進行ルートは、過去にも登攀経験のあるカゲヤのナビのおかげで迷うことなく進んでこれたが、魔獣の襲来は完全なランダムイベントである。
「右手から大型2頭、距離25、突進してくる」
「イオリ様、恐縮ですがともに――」
「オッケー」
もはやカゲヤも、私に仕事を振ることを躊躇しないぐらいにエンカウント率は高かった。
前衛に私とカゲヤ、中衛にリョウバ、後方に残る3名、というフォーメーションが正面から敵にあたるときのお決まりになっている。
横殴りの雪が塞ぐ視界の奥から姿を見せたのは、青い毛皮に覆われた巨大な鹿のような魔獣だ。細身だけど頭部のツノはやたらゴツい。ソードブレイカーみたいなのが2本生えている。
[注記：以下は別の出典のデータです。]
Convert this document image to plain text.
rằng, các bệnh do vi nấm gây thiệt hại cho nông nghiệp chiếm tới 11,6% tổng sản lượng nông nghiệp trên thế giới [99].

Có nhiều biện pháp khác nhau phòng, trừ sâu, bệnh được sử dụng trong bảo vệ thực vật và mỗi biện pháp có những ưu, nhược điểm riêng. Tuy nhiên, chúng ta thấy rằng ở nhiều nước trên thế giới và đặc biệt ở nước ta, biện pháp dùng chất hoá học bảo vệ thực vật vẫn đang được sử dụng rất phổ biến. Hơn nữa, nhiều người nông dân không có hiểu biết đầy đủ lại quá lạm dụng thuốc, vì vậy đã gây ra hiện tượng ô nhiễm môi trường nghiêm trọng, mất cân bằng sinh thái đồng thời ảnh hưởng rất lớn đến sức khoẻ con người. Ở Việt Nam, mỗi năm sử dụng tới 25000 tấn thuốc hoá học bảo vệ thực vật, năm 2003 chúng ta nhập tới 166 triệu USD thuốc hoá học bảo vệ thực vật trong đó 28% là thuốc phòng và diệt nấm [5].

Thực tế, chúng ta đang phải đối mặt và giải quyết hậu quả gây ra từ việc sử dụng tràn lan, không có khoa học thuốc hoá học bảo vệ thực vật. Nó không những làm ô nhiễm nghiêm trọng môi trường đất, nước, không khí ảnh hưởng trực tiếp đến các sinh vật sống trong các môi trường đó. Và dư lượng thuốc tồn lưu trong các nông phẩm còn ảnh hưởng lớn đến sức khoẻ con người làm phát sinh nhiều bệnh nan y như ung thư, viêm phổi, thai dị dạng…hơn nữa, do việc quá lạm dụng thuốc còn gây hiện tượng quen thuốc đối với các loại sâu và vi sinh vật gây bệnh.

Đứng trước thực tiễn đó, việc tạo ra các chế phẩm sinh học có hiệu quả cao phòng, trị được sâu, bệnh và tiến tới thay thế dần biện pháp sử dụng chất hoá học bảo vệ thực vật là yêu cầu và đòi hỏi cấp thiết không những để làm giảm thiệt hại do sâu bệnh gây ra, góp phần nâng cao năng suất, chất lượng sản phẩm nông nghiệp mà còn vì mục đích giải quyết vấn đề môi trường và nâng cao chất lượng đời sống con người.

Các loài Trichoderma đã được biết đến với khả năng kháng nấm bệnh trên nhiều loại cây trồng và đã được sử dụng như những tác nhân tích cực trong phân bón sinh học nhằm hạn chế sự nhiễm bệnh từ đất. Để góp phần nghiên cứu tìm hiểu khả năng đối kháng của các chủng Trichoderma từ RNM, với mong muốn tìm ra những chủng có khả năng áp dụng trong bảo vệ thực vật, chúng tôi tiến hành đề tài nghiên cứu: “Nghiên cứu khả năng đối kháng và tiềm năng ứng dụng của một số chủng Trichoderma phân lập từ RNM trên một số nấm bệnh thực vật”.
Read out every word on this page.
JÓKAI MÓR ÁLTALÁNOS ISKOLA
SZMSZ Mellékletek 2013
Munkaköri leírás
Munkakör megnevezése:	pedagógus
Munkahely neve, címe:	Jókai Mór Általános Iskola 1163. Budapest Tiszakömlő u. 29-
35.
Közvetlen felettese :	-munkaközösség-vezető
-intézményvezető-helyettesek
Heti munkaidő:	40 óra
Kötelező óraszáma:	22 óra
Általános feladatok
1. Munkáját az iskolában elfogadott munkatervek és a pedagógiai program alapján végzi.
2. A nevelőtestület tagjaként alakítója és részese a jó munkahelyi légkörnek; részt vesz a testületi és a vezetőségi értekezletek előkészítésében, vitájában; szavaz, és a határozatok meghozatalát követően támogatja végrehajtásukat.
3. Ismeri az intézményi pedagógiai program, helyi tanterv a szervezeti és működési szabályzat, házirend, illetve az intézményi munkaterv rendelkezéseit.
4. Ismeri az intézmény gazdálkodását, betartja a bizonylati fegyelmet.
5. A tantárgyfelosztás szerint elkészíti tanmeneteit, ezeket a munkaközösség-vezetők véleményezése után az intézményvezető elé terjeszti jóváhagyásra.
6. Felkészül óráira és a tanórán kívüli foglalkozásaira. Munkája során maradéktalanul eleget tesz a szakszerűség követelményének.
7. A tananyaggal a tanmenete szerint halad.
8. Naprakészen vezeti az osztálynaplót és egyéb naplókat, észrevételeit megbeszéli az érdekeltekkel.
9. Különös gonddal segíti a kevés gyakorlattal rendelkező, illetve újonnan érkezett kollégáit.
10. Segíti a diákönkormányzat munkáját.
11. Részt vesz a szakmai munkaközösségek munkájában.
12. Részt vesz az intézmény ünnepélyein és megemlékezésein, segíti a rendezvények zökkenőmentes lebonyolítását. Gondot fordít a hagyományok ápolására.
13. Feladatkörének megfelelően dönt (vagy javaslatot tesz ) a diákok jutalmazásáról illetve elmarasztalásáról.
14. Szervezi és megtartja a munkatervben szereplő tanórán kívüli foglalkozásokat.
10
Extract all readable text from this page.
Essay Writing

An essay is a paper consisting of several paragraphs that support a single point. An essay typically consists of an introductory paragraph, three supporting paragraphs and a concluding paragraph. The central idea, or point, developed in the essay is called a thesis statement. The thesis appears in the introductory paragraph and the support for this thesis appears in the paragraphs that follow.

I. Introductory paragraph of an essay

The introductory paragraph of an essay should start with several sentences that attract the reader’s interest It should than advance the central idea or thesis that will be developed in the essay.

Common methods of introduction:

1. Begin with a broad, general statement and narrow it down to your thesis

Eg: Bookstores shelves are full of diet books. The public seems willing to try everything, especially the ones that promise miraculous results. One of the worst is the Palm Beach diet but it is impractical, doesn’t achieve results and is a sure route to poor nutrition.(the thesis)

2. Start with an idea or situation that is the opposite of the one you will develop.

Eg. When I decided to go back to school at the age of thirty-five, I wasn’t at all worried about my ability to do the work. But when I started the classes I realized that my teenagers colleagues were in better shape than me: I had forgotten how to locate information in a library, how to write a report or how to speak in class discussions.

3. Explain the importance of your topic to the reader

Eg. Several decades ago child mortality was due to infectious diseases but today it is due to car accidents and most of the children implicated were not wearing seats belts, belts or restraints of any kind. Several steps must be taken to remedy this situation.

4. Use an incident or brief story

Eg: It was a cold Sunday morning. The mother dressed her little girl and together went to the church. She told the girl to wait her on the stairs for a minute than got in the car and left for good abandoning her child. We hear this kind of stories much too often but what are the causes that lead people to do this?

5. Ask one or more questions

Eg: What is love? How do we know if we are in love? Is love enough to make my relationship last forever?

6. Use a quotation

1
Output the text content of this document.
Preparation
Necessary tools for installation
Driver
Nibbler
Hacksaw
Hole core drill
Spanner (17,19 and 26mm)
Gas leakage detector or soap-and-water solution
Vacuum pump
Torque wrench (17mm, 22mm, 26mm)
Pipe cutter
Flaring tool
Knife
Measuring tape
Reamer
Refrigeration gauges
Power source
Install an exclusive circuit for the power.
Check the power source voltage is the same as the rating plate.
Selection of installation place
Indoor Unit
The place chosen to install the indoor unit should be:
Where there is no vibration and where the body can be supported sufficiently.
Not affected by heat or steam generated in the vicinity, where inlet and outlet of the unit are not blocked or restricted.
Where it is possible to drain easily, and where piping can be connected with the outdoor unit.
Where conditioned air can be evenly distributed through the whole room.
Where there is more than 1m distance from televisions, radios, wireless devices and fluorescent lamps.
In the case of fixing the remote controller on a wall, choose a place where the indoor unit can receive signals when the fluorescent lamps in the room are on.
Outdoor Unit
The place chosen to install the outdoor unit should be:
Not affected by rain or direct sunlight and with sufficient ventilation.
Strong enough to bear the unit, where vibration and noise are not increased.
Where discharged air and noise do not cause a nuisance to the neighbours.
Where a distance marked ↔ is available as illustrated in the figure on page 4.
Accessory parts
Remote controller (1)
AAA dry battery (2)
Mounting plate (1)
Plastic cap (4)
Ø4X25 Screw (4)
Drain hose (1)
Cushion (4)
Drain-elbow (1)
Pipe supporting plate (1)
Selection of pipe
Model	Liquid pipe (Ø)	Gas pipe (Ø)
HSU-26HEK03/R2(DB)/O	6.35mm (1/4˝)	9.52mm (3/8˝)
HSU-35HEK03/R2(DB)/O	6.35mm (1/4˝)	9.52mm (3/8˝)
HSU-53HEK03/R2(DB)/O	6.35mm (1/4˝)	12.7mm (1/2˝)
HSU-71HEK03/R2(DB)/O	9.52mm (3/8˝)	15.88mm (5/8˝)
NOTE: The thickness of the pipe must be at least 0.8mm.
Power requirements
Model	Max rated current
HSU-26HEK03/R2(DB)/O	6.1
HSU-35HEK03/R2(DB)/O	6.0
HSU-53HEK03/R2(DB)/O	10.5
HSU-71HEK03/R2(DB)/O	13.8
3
レベルは20ぐらいだけど、白嶺に生息する魔獣は素の身体能力がやたら高い傾向にあった。
そりゃ、こんな極地に住んでたら経験値稼ぐ効率は悪いよな。
でも普段の生活がそもそも極限状態みたいなものだから、この地で鍛えられ、代を重ねた魔獣は初期ステータスが高くなっているのだろう。
「――レイブルグです! 刃物を通さない毛皮と、雷を放つ角に注意を!」
後方からモカが声をあげる。
意外というか、魔獣に関する知識は彼女が1番高かった。
カゲヤは槍を構えて1頭を牽制する。
その間に私がもう1頭の懐に入った。
巨体だし足が長いので、胴体ですら見上げる位置だ。
「ほっ」
飛び上がりながらアッパーカット。
イメージするのは、そう、右・下・右下・Pのアレだ。
『――地面や壁へ叩きつけるような攻撃は、イオリ様のステータスですと雪崩を引き起こす恐れがありますので』
私が戦闘に参加するようになってすぐ、カゲヤがそう注意してくれていた。
なので飛び上がる際の踏み込みも軽めに。
重たい手応え。
毛皮に阻まれるが、ある程度は拳がめり込む。
「ギヒィッ」
野太い悲鳴を上げるが、魔獣はまだ元気そう。
ならば次手。
前脚でのスタンプを躱し、後ろ脚付近から胴体へ乗り上がる。乗馬のように跨るのではなく、背中に両足をしっかりとつけて。
そして頭部へと進み、
「――てりゃっ」
片方の角を掴んで、へし折った。
なんか一瞬電気でビリッとしたけど大丈夫!
「ギャガアァァァッ」
暴れまわる魔獣。
私がいったん飛び退くと、脱兎のごとく逃げていった。
タイミングよく、絶妙に間合いを離すカゲヤ。
そうなると対峙していたもう一頭も、あっさり逃げ出した。
「ご苦労さまです」
「うん、カゲヤもね」
昨日からはだいたいこんなパターンである。
魔獣の目的は戦闘ではなく食事なので、勝ち目が薄いと判断すればさっさと逃げてくれる。特に角や牙など大事な武器を1本でも破壊されれば一大事なので、1頭がそんな目に合えば残りも逃げ腰になる。
倒さないので経験値は入らないけど、今は無事に進むことが最優先だし、そもそもカゲヤはもとから強く、エクスナは暗殺専門なので、特に問題はなかった。